The new Focus’s prospects as Europe’s best-selling car aren’t as bright as those of the outgoing model, mainly because the C-Max people-carrier - which is counted separately - has eaten into its business, with sales accounting for around 160,000, or about 25-30 per cent of total Focus-derivative volume. Besides that, competition from recently launched Astra and Golf models is unprecedented, Renault is marketing its Mégane aggressively and premium manufacturers are making increasing inroads. As for becoming the world’s best-selling car - as its predecessor briefly did - that prospect is entirely off the new Focus agenda because the US, which adopted the previous model, has decided to stick with it.

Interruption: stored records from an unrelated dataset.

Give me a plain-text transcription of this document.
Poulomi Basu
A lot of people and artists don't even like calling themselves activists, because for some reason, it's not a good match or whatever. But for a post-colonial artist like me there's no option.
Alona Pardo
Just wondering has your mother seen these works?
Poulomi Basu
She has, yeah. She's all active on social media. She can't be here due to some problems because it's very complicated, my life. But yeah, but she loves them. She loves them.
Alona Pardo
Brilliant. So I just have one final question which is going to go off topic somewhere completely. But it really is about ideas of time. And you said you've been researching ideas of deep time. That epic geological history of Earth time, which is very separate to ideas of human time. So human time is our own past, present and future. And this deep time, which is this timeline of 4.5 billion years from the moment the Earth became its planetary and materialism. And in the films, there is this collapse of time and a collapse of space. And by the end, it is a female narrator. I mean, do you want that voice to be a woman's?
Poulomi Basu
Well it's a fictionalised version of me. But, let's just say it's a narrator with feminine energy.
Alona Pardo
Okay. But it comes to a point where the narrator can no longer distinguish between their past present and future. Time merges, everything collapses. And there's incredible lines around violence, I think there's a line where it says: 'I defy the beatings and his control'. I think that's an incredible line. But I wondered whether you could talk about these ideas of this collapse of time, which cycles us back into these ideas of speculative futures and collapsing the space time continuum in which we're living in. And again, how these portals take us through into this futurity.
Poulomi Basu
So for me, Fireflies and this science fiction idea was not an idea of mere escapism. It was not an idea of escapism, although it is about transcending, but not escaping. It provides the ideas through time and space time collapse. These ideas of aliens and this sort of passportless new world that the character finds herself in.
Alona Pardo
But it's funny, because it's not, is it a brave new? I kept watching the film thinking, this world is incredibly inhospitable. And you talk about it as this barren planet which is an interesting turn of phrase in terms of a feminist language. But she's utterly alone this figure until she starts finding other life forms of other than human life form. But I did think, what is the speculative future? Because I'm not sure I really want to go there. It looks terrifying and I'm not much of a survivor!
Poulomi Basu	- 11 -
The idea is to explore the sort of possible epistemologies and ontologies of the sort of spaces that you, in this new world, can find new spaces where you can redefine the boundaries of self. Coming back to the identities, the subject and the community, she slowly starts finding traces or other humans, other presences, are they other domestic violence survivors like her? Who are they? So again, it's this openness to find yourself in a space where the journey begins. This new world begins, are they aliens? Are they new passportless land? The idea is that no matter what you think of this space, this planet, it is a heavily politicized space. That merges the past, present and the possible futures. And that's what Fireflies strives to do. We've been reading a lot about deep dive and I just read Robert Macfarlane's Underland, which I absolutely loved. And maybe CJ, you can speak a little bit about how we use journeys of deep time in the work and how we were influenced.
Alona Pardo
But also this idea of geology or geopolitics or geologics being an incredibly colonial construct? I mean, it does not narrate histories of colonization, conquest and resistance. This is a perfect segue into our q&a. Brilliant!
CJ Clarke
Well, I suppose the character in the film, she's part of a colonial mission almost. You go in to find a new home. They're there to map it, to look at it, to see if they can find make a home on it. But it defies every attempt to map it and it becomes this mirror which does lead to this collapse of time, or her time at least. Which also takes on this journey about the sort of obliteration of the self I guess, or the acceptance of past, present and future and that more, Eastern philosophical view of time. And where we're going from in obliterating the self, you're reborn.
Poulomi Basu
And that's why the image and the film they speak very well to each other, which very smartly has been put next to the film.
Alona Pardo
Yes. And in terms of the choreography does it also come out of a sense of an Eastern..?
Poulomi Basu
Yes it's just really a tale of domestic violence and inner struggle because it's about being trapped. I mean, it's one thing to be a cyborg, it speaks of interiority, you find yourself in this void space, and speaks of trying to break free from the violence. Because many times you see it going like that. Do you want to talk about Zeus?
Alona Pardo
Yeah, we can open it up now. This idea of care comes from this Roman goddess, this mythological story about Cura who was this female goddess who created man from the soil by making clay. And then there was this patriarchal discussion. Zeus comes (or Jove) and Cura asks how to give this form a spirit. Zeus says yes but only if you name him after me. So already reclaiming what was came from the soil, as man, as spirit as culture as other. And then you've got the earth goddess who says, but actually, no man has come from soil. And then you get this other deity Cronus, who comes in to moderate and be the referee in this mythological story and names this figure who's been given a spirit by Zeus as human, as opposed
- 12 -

Still, according to Ford’s marketing director Steve Hood, the new Focus has strong prospects of becoming Britain’s best-selling car once we’ve moved beyond the sell-out season of the outgoing car during the first quarter of 2005. Prices aren’t fixed yet, he says, but there have been indications from inside the company that they will stay ‘close to existing levels’. And the proportion of diesel sales will be higher than ever, at around 47 per cent of total sales.

So what do we think?

All indications are that Ford has made a thorough and thoughtful job of its second-generation Focus. The game has changed now: the opposition (principally VW and Vauxhall) have all but caught up in terms of driving dynamics and their products are new and enticing. The battle is about to be joined as never before. Ford sees its way forward as being through mature but sporty styling, greatly enhanced on-road refinement and a dramatic lift in perceived quality. The recipe sounds compelling, but it remains to be proved in our first road tests, two weeks away.